20 August 2023

City Creek, Salt Lake City, UT

 An extant asset

1- Ensign Peak.  2- The Utah State Capitol.  3 & 4- Downtown Salt Lake City.  5- Temple Square.  6- "The Canyon" at Salt Lake City International Airport's new terminal.

Despite just about every business’s being closed on Sunday mixed with the draconian limitations on imbibing alcohol, I really do love Salt Lake City.  What it lacks in decadence and frivolity it makes up for with stunning views and friendly people.  With the shores of the Great Salt Lake to the west and the Wasatch Front to the east, it really does make quite the impression.

City Creek mallmanac ca 2018.  See the full PDF version here.

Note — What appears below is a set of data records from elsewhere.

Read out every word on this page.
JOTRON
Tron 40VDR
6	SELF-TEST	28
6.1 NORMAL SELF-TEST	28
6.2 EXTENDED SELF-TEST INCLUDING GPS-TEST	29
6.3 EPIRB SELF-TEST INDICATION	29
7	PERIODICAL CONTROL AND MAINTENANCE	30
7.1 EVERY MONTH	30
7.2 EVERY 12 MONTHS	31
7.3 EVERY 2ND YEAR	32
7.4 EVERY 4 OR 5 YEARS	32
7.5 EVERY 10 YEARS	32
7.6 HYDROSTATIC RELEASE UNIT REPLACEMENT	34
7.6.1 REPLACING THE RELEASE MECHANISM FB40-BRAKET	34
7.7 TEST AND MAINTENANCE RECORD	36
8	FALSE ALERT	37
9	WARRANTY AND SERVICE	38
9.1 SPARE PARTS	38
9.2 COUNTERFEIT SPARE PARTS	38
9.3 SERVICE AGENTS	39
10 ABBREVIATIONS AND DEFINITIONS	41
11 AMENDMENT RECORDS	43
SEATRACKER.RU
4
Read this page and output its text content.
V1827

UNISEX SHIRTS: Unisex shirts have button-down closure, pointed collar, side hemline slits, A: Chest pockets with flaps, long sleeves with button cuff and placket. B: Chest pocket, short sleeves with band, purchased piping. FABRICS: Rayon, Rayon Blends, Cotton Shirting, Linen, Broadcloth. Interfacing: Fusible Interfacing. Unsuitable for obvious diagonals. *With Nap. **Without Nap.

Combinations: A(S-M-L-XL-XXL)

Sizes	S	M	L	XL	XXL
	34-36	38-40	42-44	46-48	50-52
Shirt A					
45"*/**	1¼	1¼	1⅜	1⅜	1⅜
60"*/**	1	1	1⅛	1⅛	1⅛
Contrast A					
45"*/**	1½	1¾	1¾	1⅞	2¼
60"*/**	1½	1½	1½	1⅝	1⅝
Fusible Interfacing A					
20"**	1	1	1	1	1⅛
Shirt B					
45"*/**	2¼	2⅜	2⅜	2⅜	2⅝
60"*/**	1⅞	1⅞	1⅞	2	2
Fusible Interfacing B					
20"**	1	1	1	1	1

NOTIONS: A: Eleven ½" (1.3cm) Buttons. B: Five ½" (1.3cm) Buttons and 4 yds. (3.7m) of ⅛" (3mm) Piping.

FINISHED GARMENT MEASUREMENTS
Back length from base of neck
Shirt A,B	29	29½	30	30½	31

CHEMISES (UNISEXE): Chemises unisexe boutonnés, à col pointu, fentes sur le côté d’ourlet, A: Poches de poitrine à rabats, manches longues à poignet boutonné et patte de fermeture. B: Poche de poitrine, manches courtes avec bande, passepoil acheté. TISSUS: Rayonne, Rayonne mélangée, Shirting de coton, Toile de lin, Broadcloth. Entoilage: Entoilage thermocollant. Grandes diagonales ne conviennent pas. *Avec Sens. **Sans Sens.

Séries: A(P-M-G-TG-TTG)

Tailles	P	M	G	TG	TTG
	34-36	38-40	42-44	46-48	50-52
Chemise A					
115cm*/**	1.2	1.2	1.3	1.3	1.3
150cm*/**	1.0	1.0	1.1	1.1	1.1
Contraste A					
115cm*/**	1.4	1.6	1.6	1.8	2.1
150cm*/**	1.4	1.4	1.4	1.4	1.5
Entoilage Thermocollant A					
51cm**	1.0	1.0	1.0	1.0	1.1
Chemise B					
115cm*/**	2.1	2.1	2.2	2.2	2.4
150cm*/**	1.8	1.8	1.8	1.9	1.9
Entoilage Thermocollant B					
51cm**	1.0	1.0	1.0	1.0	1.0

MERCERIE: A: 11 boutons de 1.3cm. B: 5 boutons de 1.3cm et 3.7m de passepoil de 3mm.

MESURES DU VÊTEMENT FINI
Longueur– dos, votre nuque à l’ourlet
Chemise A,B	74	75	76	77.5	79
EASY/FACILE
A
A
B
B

Aside from a world class airport and endless outdoor recreational options, retail in downtown Salt Lake City punches well above its weight for similar sized cities.  Preceding City Creek in downtown was The Gateway, located just several blocks to the west.  Opened in late 2001 in time for the following year’s Winter Olympics, the open-air Gateway negatively affected retail closer to the downtown core, including the flagship store of Salt Lake City based ZCMI and its connecting mall.

1 & 2- Main Street.  3 & 4- Macy's in the former ZCMI flagship.  5 & 6- Nordstrom and the mall's west end on Temple.

City Creek was built to reverse that trend, and today is the center of retail in downtown SLC.  Open-air itself but with much of the main concourse covered from the elements, the retail facility is without a doubt one of my favorite urban centers.  Built on separate sides of Main Street between South Temple and 100 S, it occupies prime real estate in the central business district.

City Creek mallmanac ca 2018.  See the full PDF version here.

Designed to reflect the colors of the Great Basin and boasting several lovely water features, including a creek meandering down the central corridor, the complex includes office space that rises above the shoppers, lending to it a faux main street feel of its own.  Nordstrom anchors the west end while Macy’s home is to the east within the former ZCMI flagship.  In between are every retail offering one would find in even the most dominant suburban retail centers.

Inside City Creek.

Conceived by the development arm of the LDS Church and located just south of Temple Square, the retail portion of City Creek was built to revitalize a city center that nearby Gateway had taken over.  Nordstrom’s announcement that they were moving their downtown store to the rival property was the impetus to its construction, and in 2012 Salt Lake City opened a downtown shopping mall that would be the envy amongst its peers.

City Creek remains a major draw within the metro, seeing much more success today than developments in similarly sized and larger cities such as Pacific Place and Horton Plaza.  But with malls failing all across the country, and especially in urban cores, I hope that City Creek continues to buck the trend.  And seriously, though, opening it for one additional day a week really wouldn't hurt. 

Valley Fair, West Valley, UT

 An extant asset

I was landing on a wonderfully clear evening into Salt Lake City International Airport when out of my window I saw the signature of something in which I’ve always taken a keen interest.  There was a large, brightly lit moat of asphalt surrounding a sprawling monolith with splashes of reds and blues highlighting the exterior walls.  There were clearly connected buildings of different heights and architecture at each end with another in the middle.  This was my first Utah shopping mall.

I found out later that this was Valley Fair Mall in West Valley City, Utah, a southern suburb in the great western metropolis of Salt Lake City.  On my next trip to this gorgeous destination, I boarded the Salt Lake City light rail’s Green Line and took it all the way to the southern end.  There, just across 2700W from the West Valley Central Station, was what I had only previously seen from a couple thousand feet up.

Valley Fair's interior.

There were no surprises at Valley Fair Mall.  There was one traditional anchor, JCPenney, and a mix of junior anchors along with your normal selection of mall shops down the main concourse.  The other two anchor spots had been subdivided into a mix of entertainment and junior anchors, while the main concourse contained a lively mix of national names and local businesses.  Most importantly, the shoppers were out and about.

Valley Fair pamphlet ca 2021.  See the full PDF version here.

It was apparent that Valley Fair has seen a recent remixing of its tenants to broaden its appeal to what is a different demographic than when it was originally built.  Luckily, during this process Valley Fair was not demalled and lost forever.

Exterior shots of the mall and JCPenney.

Valley Fair Mall opened in 1970 on what was, at the time, the exurbs of Salt Lake City.  ZCMI and JCPenney opened as the original anchors.  A major redevelopment was carried out in the late 2000s along with Meier & Frank’s takeover of the ZCMI location.  By the mid-2010s, Macy’s, which by then was occupying the Meier & Frank location, had departed with junior anchors taking portions of the building.  Today, Valley Fair Mall fills its niche within the Salt Lake City market nicely and will hopefully continue to do so.